Sunday 21 January 2018

Aer Lingus announces operating profit of €49.1m - better than expected

Aer Lingus chief executive Christoph Mueller. Photo: David Conachy
Aer Lingus chief executive Christoph Mueller. Photo: David Conachy

HIGHER fuel prices and airport charges saw Aer Lingus's profits drop by more than €2 million last year.

The carrier's operating profit was €49.1 million in 2011, down from €52.5 million in 2010.

However, the part-owned State airline said the annual results were better than anticipated, primarily due to stronger yields.

Total revenue was up 6pc compared with 2010, with passenger numbers up by 1.8pc and total yield per passenger up by 4.8pc.

Aer Lingus chief executive Christoph Mueller said he was pleased with the annual report.

"This is the second consecutive year of good profitability under our new strategy and demonstrates the success of the changes we have made to our business over the past two years," he said.

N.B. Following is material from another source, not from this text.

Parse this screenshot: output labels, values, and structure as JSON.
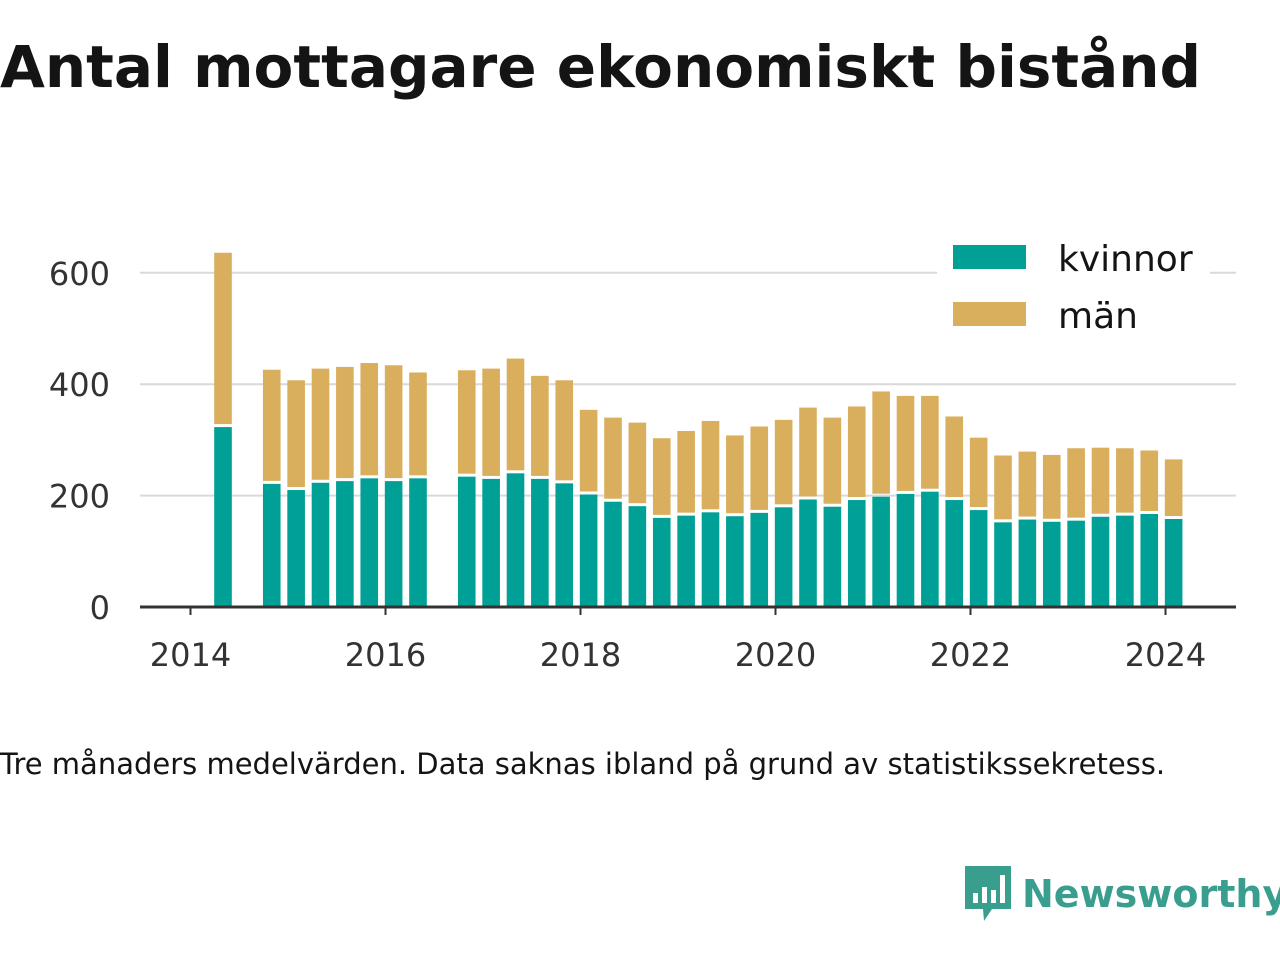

"While the 2011 operating result was lower than that reported for 2010, it was nonetheless significantly ahead of our expectations at the start of 2011 and was achieved against a difficult backdrop of non-controllable fuel price inflation, increased airport charges and challenging demand conditions in our primary markets."

Mr Mueller said his focus in 2011 was to consolidate the turnaround achieved in 2010.

"This included refining our demand led network strategy, continuing to drive increased revenue per seat, while remaining competitive, and pushing the Greenfield cost reduction programme," he added.

"I am pleased to report that we have achieved these objectives."

The annual report showed the balance sheet remains robust, with gross cash of €894.8 million as at December 31 2011.

The Irish Government is expected to sell its remaining 25pc stake in the airline when conditions are more favourable and when it can ensure a good value-for-money return.

Abu Dhabi-based Etihad and Qatar Airways, both based in the Middle East, are among a number of suitors which have been touted as potential bidders for the airline.

EU competition rules previously prevented Ryanair from buying it.